On December 21, an online lending fintech agreed to a stipulated final judgment with the CFPB to resolve a September 2021 complaint alleging that the company deceived consumers and violated the Equal Credit Opportunity Act (“ECOA”) (we discussed this complaint in an earlier Consumer Finance & FinTech Blog post here). The stipulated final judgment prohibits the company from making new loans, collecting on outstanding loans to harmed consumers, selling consumer information, and making misrepresentations when providing loans or collecting debt or helping others that do so. The company also agreed to a $40,500,000 suspended monetary judgment, and a $100,000 civil penalty based on its limited ability to pay.
The September 2021 complaint alleged that the company had made misrepresentations to consumers by advertising that borrowers who repaid loans on time and took free online courses would receive lower interest rates on future loans and access to larger loan amounts. This turned out to be untrue for tens of thousands of borrowers who failed to qualify for larger loan amounts and continued to be offered similar or higher interest rates compared to previous loans.

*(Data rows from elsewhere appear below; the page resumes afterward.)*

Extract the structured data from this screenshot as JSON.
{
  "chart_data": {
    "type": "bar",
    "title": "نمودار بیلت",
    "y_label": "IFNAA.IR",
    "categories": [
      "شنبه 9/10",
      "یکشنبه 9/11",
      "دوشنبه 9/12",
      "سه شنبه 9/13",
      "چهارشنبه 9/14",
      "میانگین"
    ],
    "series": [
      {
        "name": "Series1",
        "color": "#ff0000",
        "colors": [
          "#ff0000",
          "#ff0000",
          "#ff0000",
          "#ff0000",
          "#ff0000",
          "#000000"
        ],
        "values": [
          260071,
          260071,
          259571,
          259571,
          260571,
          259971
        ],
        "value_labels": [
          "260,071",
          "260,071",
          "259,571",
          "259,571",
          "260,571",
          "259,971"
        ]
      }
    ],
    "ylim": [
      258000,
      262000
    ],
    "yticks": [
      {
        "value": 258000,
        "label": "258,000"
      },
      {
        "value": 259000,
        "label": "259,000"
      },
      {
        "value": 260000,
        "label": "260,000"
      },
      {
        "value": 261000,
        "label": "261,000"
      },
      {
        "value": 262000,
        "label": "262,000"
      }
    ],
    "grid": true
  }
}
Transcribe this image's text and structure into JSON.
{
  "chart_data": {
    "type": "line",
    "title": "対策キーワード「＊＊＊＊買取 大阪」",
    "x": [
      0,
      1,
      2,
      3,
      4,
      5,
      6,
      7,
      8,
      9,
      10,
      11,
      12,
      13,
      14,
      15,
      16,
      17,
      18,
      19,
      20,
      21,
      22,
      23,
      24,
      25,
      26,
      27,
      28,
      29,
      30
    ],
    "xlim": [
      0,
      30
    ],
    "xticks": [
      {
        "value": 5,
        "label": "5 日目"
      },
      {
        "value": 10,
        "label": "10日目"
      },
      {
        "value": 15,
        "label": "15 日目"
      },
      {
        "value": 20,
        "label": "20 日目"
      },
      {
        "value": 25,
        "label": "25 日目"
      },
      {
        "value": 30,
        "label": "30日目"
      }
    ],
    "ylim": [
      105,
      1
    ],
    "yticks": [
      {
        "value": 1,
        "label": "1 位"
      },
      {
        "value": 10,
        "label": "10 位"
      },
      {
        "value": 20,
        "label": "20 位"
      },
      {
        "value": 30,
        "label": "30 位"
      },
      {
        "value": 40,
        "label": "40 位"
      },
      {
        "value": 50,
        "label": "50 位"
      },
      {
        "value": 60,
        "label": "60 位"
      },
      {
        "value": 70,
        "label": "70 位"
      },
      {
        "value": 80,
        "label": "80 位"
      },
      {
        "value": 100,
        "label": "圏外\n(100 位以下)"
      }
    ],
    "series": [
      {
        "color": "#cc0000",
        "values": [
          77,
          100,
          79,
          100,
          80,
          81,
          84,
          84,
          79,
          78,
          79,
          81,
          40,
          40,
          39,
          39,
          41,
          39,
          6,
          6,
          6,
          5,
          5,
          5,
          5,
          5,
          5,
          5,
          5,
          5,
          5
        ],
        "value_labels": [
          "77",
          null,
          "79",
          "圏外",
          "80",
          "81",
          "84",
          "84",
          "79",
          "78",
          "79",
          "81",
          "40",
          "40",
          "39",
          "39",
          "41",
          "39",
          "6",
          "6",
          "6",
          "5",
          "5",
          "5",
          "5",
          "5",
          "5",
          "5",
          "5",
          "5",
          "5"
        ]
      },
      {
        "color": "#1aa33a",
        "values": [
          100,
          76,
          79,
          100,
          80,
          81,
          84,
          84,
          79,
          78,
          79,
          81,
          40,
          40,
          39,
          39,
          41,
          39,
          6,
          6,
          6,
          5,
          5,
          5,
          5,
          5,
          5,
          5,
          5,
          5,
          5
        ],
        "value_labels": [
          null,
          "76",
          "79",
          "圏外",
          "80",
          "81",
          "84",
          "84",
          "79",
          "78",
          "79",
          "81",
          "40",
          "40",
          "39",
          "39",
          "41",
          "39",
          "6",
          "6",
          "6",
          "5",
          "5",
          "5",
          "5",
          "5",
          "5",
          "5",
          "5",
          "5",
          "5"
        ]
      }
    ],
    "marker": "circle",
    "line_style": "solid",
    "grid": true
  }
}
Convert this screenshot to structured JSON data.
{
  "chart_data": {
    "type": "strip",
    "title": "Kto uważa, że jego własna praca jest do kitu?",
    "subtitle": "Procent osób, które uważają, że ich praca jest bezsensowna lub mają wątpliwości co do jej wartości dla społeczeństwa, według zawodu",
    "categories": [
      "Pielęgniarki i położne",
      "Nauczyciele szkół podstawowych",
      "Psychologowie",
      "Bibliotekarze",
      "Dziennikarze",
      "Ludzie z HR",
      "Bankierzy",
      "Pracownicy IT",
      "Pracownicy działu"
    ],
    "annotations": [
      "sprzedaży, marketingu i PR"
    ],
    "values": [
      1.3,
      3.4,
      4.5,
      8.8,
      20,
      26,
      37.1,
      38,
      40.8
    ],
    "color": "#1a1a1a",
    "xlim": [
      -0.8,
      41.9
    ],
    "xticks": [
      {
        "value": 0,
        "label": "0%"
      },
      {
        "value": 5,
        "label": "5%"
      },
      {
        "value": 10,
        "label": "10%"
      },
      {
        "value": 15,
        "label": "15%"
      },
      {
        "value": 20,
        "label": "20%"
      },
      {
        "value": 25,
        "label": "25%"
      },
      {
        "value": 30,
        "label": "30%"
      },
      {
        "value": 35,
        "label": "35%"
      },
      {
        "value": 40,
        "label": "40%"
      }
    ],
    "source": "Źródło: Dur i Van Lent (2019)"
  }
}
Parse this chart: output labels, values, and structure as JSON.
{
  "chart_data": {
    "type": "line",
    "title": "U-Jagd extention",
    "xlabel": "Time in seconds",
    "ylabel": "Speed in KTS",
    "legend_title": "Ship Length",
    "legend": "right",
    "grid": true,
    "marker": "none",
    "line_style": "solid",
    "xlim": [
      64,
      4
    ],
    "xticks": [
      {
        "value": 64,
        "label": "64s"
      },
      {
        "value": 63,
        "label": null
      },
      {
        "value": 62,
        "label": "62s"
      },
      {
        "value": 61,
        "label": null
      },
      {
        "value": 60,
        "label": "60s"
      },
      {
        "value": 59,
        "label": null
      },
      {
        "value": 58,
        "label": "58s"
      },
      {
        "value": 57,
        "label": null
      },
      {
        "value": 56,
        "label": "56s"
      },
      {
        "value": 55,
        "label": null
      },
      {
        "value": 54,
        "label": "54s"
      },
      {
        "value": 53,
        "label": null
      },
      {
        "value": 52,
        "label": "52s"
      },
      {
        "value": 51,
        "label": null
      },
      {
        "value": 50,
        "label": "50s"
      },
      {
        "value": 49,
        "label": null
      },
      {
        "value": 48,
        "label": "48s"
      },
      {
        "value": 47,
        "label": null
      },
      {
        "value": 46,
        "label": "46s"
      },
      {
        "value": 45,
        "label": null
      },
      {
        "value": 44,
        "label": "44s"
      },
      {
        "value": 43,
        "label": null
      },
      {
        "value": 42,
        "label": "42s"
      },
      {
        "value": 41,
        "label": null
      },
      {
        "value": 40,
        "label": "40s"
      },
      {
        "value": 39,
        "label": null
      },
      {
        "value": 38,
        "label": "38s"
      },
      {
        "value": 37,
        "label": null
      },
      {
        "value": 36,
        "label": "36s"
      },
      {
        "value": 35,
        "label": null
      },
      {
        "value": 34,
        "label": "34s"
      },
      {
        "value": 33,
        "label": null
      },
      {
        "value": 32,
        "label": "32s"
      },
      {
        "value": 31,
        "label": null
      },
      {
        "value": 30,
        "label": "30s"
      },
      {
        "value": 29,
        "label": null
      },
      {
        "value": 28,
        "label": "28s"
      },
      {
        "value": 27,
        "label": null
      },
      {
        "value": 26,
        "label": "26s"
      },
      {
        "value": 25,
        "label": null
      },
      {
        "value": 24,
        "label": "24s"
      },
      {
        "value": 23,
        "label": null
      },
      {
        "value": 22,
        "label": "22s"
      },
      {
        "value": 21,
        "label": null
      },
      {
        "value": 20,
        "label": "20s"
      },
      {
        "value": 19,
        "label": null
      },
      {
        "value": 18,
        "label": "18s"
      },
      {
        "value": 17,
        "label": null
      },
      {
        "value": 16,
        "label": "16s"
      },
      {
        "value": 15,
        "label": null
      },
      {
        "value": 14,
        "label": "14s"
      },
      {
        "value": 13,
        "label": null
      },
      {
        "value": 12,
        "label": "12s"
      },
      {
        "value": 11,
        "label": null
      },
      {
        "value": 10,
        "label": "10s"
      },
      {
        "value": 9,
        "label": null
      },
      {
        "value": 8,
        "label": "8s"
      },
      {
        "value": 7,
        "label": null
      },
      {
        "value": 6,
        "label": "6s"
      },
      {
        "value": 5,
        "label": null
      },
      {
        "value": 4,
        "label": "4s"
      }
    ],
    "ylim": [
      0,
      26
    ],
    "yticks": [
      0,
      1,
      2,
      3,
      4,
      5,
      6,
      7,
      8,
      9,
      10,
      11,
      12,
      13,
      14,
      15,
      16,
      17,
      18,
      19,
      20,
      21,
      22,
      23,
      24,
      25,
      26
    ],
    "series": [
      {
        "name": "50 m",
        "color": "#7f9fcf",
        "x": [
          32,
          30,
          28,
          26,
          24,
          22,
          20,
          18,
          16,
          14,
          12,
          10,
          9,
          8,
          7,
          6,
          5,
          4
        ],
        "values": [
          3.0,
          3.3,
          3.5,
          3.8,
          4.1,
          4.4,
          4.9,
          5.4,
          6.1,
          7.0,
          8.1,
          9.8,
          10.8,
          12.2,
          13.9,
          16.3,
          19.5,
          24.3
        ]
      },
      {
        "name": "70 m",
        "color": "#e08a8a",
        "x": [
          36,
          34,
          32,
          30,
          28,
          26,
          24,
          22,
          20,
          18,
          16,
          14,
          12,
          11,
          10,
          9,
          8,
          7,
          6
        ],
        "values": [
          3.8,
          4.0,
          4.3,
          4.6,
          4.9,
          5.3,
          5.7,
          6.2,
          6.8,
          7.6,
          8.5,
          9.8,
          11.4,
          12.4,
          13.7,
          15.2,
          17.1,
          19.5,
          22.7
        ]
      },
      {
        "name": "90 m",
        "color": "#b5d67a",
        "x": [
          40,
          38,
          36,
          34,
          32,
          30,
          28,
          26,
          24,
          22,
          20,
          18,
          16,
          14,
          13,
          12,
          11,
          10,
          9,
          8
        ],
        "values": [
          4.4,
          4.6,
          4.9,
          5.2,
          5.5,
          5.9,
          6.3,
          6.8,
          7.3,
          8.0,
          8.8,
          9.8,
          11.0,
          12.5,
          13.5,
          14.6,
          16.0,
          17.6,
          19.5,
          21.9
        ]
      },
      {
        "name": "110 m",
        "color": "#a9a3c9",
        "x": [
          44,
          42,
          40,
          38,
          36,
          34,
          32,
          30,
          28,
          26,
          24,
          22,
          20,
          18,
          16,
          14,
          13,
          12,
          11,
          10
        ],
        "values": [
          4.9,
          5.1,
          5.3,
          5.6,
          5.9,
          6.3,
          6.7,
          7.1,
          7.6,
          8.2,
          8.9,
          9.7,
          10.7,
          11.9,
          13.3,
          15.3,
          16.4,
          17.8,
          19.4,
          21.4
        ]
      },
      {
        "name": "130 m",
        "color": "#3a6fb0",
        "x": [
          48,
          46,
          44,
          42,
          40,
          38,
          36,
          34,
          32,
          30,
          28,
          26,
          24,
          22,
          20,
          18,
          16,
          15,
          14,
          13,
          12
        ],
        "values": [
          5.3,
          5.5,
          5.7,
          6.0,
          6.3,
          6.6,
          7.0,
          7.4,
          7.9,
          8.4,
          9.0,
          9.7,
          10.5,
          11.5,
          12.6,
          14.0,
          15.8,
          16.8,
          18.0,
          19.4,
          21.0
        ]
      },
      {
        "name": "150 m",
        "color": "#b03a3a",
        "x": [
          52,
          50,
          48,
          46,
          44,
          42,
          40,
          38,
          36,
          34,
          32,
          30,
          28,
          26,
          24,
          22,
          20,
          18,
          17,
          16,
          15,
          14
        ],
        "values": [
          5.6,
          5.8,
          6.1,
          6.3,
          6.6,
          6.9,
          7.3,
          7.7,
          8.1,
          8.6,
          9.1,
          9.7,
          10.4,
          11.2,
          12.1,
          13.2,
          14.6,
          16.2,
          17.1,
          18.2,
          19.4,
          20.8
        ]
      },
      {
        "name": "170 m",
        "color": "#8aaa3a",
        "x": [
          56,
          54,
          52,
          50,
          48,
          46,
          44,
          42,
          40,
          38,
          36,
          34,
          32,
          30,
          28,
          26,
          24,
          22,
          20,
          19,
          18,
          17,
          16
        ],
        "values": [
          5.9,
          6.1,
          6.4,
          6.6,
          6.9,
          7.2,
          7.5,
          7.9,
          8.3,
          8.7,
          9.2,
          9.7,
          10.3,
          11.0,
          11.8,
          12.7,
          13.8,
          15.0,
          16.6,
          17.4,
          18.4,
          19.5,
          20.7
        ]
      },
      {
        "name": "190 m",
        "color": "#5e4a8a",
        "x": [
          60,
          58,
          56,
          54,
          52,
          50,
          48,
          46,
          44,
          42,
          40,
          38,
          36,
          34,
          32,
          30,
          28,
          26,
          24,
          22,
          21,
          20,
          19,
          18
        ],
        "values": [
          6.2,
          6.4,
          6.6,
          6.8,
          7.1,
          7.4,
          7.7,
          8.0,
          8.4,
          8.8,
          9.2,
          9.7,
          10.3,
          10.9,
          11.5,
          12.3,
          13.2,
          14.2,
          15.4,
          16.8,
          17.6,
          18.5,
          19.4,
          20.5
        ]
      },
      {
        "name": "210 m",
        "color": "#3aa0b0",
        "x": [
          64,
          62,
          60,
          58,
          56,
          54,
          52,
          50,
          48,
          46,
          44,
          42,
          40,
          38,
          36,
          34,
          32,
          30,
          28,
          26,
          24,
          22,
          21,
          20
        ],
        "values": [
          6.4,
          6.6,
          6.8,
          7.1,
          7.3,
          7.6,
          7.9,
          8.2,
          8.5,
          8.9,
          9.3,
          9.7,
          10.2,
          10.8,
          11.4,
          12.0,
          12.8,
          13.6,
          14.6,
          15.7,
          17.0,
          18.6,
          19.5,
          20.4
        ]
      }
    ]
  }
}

Based on these allegations, the CFPB alleged that the company deceived consumers about the benefits of repeat borrowing and violated a 2016 CFPB order that prohibited the company from mispresenting the benefits of borrowing from the company. The CFPB also alleged that the company violated the ECOA and Regulation B by failing to provide timely adverse-action notices within 30 days for over 7,400 loan applicants and issuing over 71,800 adverse-action notices that failed to accurately describe the main reason for the company denial of loan applications.
Putting in Into Practice: This one-sided resolution shows the significant risks for FinTech companies that do not comply with consumer lending laws like the ECOA. FinTech companies, especially newer lending companies, should take care to maintain compliance with relevant laws, especially if they have been subject to enforcement actions in the past.